Client Alert | 2 min read | 10.11.07

The U.S. Court of Appeals for the Seventh Circuit restored the efficacy of a common lender protection when it determined that a yield maintenance prepayment clause was enforceable under Illinois law. The Seventh Circuit’s opinion, River East Plaza, L.L.C. v. The Variable Annuity Life Co., ___ F.3d ___, 2007 WL 2377383 (7th Cir. Aug. 22, 2007), reversed a decision made last fall by the U.S. District Court for the Northern District of Illinois, which struck a standard yield maintenance clause as an unenforceable penalty. SeeRiver East Plaza LLC v. The Variable Annuity Life Company, No. 03 C 4354, 2006 WL 2787482 (N.D. Ill. Sept. 22, 2006).

The prepayment formula at issue reduced to present value all unpaid installments of principal and interest by reference to the yield to maturity on a U.S. Treasury bond or note having a maturity date closest to the maturity date of the loan. Commenting that prepayment clauses are nothing new, the Seventh Circuit went on to distinguish penalties or liquidated damages clauses in general from alternative forms of performing contractual obligations. “In order to distinguish between the two, ‘a court will look to the substance of the agreement to determine whether . . . the parties have attempted to disguise a provision for a penalty that is unenforceable . . . . In determining whether a contract is one for alternative performances, the relative value of the alternatives may be decisive.’” River East, 2007 WL 2377383, *3 (quoting Restatement Second of Contracts § 356 cmt c.). After considering the relative values of performance alternatives, the Court found that “River East voluntarily prepaid, and by doing so River East escaped paying $13 million in interest over seventeen years by prepaying $3.8 million in 2003.” Id. at *5. The Court concluded that “[t]he relative value of the alternatives for both parties leads us to believe that the clause is not punitive in nature.” Id. at *5.

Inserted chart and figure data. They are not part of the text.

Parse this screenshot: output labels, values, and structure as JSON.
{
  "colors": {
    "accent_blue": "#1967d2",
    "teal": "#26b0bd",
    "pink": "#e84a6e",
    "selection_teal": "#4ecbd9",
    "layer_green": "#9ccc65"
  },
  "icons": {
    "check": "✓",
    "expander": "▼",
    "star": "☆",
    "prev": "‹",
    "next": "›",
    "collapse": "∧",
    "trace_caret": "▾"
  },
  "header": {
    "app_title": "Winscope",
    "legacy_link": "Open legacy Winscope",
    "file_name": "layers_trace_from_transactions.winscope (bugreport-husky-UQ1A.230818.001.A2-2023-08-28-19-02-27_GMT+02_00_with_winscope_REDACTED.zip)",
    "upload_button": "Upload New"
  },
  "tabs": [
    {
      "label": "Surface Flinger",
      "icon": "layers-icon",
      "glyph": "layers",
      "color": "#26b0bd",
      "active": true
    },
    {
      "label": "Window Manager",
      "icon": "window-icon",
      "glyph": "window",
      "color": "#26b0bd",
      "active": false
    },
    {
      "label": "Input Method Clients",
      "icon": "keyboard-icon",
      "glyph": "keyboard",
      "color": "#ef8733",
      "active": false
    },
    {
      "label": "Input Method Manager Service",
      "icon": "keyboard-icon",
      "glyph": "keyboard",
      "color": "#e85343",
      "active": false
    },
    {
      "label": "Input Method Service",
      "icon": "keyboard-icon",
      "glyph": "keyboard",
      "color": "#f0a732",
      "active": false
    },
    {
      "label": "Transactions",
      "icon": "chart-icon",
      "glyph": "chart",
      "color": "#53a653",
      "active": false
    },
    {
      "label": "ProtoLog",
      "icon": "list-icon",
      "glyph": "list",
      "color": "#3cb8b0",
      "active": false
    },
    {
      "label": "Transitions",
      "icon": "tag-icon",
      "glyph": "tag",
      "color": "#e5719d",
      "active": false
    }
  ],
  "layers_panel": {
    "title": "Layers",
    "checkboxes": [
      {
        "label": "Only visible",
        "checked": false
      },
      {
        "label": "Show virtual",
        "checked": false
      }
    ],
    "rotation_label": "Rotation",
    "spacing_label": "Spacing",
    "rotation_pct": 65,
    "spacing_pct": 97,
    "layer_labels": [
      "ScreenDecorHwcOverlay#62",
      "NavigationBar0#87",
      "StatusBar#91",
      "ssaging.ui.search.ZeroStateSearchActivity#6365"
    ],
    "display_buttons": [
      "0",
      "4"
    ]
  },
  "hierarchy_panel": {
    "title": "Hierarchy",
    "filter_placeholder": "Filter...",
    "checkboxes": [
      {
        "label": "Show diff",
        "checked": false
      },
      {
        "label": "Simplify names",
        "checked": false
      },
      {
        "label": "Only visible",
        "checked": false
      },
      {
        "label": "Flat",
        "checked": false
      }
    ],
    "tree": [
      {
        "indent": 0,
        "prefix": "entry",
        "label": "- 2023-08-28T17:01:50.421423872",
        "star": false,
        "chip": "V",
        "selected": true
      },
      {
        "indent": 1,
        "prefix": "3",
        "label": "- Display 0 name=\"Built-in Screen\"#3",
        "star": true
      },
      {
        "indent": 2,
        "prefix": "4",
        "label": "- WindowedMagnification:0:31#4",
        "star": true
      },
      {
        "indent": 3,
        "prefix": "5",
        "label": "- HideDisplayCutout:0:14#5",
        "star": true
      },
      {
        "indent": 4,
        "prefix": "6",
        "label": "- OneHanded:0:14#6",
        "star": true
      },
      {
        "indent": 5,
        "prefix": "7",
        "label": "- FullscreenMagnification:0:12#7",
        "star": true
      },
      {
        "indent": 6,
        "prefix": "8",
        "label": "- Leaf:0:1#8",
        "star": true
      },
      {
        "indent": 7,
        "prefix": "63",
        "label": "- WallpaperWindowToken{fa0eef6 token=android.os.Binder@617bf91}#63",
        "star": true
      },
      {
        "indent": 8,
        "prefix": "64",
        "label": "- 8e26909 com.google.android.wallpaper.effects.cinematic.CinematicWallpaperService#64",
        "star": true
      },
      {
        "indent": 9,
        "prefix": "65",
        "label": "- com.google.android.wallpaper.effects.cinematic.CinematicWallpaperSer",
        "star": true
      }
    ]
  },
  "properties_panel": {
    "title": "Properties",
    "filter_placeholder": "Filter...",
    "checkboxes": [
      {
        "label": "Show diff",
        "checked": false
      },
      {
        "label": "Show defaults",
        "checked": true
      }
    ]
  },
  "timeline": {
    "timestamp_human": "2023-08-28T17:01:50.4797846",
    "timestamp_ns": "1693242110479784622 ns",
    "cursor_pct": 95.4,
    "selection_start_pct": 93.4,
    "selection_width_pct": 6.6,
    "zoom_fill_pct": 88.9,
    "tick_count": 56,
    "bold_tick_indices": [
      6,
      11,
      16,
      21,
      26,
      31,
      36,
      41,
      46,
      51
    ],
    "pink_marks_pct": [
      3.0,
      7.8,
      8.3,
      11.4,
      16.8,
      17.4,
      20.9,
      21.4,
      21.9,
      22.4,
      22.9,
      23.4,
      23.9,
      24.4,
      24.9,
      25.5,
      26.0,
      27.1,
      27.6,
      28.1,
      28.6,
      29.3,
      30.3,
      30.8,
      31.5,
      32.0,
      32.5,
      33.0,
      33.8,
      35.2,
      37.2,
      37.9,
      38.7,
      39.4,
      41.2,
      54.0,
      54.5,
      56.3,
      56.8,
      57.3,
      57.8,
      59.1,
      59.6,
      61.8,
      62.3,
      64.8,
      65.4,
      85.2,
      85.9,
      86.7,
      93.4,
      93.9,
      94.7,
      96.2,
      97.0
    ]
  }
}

In addition, the Court rejected the rubric of liquidated damages to determine if prepayment clauses are unreasonable: “Certainly under any ordinary view of the contract’s unambiguous terms, the prepayment is not a breach: the parties explicitly provided that River East would be allowed to prepay. The fee for prepaying seems a long stretch from damages for a breach if both parties entered the contract believing that the contract allowed River East to prepay.” Id. at *5. The Court also noted that Illinois cases are silent as to the application of a liquidated damages analysis to prepayment provisions.

The Seventh Circuit clearly appreciated the implications that the district court’s ruling might have in the mortgage market. In reversing the district court, the Court was “convinced that a contrary result would have broad implications for both lenders and borrowers of mortgage-secured loans in Illinois, and might inadvertently effect a wide-ranging alteration of the law of real estate financing in Illinois.” Id. at *8.